The accuracy of data the IMR receives is of crucial importance. VDH strives to receive data on the exact immunization that was administered. This requires proper coding in the electronic health record. Many vaccines have codes for ‘unspecified’ types that allow the immunization information to be sent without fully identifying the type of vaccine. This is something the Department has sought to avoid. Since 2012 the number of immunizations sent with the unspecified code has dropped by 55%, allowing for improved forecasting and use of the IMR. For example, the rotavirus vaccine is made by two manufacturers. One brand of vaccine requires two doses and the other three doses. Without specification on which brand was received, it is difficult to determine if the child is up-to-date or needs additional doses.

It is also important to have an accurate picture of which patients are associated with a practice. Over time, it can be difficult to track where a patient is living and where they are receiving care. The IMR has a feature that allows a practice to identify a patient as ‘Moved or Gone Elsewhere’, so they will not be counted in reports for that practice. Active management of patients helps practices optimize their vaccine coverage.

The percentage of 19 to 35 months old who received the full series of recommended vaccinations (4:3:1:4:3:1:4) was calculated using the following formula:

([Count of 19 to 35 Month Olds Who Received the 4:3:1:4:3:1:4 Vaccination Series for the Geography and Year] / [Population Count for 19 to 35 Month Olds for the Geography and Year]) * 100

The count of 19 to 35 month olds who received the 4:3:1:4:3:1:4 vaccination series for each geography and year was extracted from Vermont’s IMR.  The population count for 19 to 35 month olds for each geography and year was obtained by VDH from the CDC’s National Center for Health Statistics.

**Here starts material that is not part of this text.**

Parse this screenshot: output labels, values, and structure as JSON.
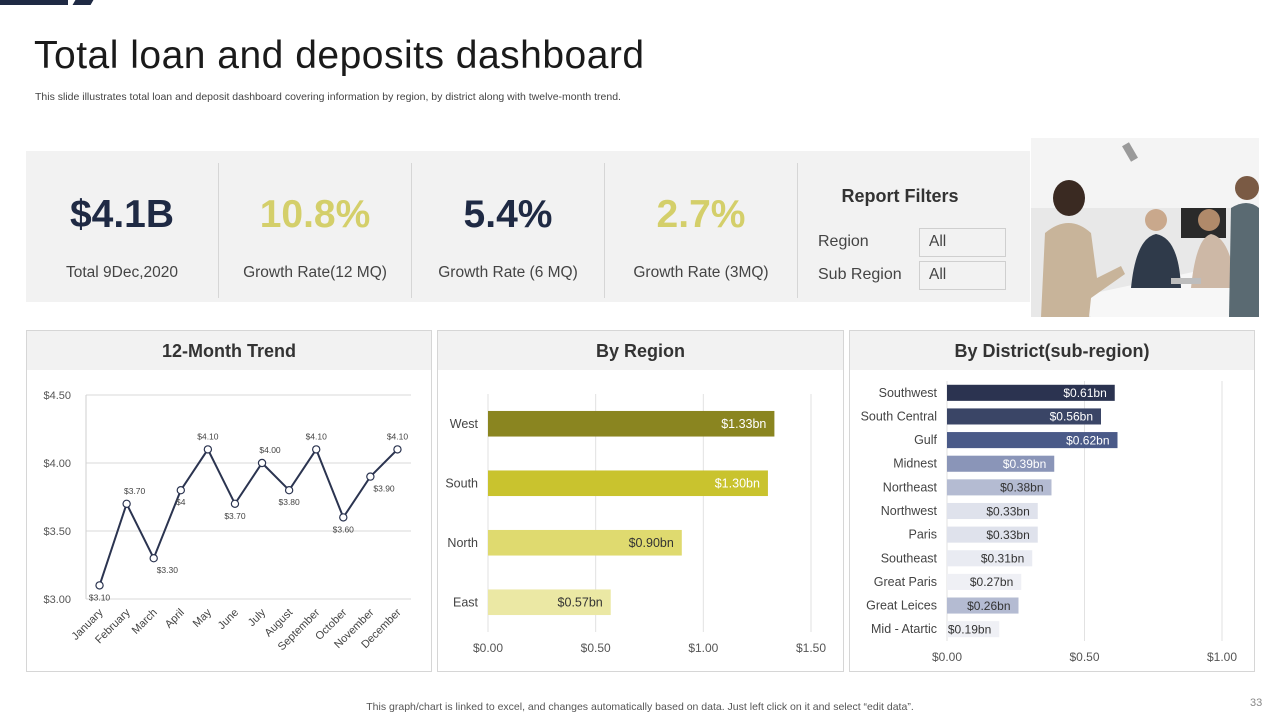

As is the case with any large database, Vermont’s IMR has its limitations. It can be very difficult to keep up with the residences of all individuals, resulting in a larger population base in the registry than actually live in the state of Vermont. As a result, the denominator can be too large. Vaccine Coverage Reports for 2-3 year olds, for instance, may include some records for patients who have moved out of state, but reports for teens are likely to include many more (Vermont Department of Health, 2016).

The percentage of Vermont practices not utilizing the registry is small (about 20%). The IMR receives immunization records for Vermont residents who seek care in New Hampshire at Dartmouth Hitchcock Medical Center.  For the years 2013 and 2014, there may be incomplete records for those individuals who may otherwise seek care out of state. 93% of Vermont practices serving children are actively using the registry, but a few practices are still struggling to fill in historical records for older patients – so some records can be incomplete. Thus, the results may give an incomplete picture of vaccine coverage (Vermont Department of Health, 2016).